Impaired Glucose-Stimulated Insulin Secretion Is Coupled With Exocrine Pancreatic Lesions in the Cohen Diabetic Rat

Abstract

OBJECTIVE—The Cohen diabetes–sensitive rat develops postprandial hyperglycemia when fed a high-sucrose, copper-poor diet, whereas the Cohen diabetes–resistant rat maintains normoglycemia. The pathophysiological basis of diabetes was studied in the Cohen diabetic rat centering on the interplay between the exocrine and endocrine compartments of the pancreas. RESEARCH DESIGN AND METHODS—Studies used male Cohen diabetes–sensitive and Cohen diabetes–resistant rats fed 1-month high-sucrose, copper-poor diet. Serum insulin and glucose levels were measured during glucose and insulin tolerance tests. The pancreas was evaluated for weight, insulin content, macrophage, and fat infiltration. Glucose-stimulated insulin secretion (GSIS) was determined in isolated perfused pancreas and in islets. RESULTS—Hyperglycemic Cohen diabetes–sensitive rats exhibited reduced pancreatic weight with lipid deposits and interleukin-1β–positive macrophage infiltration in the exocrine pancreas. Islet morphology was preserved, and total pancreatic insulin content did not differ from that of Cohen diabetes–resistant rats.

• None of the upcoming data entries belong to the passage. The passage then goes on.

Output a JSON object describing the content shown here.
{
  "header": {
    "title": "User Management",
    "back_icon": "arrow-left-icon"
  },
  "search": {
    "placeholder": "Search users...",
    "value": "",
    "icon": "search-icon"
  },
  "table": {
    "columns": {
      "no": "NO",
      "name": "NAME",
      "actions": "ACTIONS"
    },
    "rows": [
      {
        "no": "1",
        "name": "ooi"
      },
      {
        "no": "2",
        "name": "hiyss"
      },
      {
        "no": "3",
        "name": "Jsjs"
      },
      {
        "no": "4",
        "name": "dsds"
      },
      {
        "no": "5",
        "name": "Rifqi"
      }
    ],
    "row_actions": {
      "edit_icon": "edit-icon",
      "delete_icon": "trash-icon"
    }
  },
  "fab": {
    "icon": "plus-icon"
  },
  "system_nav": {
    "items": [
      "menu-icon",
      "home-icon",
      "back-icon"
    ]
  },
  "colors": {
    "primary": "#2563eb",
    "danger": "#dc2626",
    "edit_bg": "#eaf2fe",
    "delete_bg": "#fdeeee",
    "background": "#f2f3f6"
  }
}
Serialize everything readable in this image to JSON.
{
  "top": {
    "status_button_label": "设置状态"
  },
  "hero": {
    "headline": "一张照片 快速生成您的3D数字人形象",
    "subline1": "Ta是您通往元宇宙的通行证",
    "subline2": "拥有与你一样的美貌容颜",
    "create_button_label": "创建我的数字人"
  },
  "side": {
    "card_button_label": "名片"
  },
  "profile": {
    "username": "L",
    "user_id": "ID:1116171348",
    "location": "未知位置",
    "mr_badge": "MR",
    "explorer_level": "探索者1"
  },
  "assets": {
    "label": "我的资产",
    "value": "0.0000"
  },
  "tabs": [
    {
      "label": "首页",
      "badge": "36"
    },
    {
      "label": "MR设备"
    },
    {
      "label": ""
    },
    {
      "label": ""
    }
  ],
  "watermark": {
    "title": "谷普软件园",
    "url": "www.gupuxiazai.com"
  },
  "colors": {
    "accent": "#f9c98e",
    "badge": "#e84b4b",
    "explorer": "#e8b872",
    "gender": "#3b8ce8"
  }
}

Lipids did not accumulate in skeletal muscle, nor was insulin resistance observed in hyperglycemic Cohen diabetes–sensitive rats. Intravenous glucose-tolerance test revealed markedly elevated glucose levels associated with diminished insulin output. Insulin release was induced in vivo by the non-nutrient secretagogues arginine and tolbutamide, suggesting a selective unresponsiveness to glucose. Decreased GSIS was observed in the isolated perfused pancreas of the hyperglycemic Cohen diabetes–sensitive rat, whereas islets isolated from these rats exhibited glucose-dependent insulin secretion and proinsulin biosynthesis. CONCLUSIONS—The association of the in vivo insulin secretory defect with lipid accumulation and activated macrophage infiltration in the exocrine pancreas suggests that changes in the islet microenvironment are the culprit in the insulin secretory malfunction observed in vivo.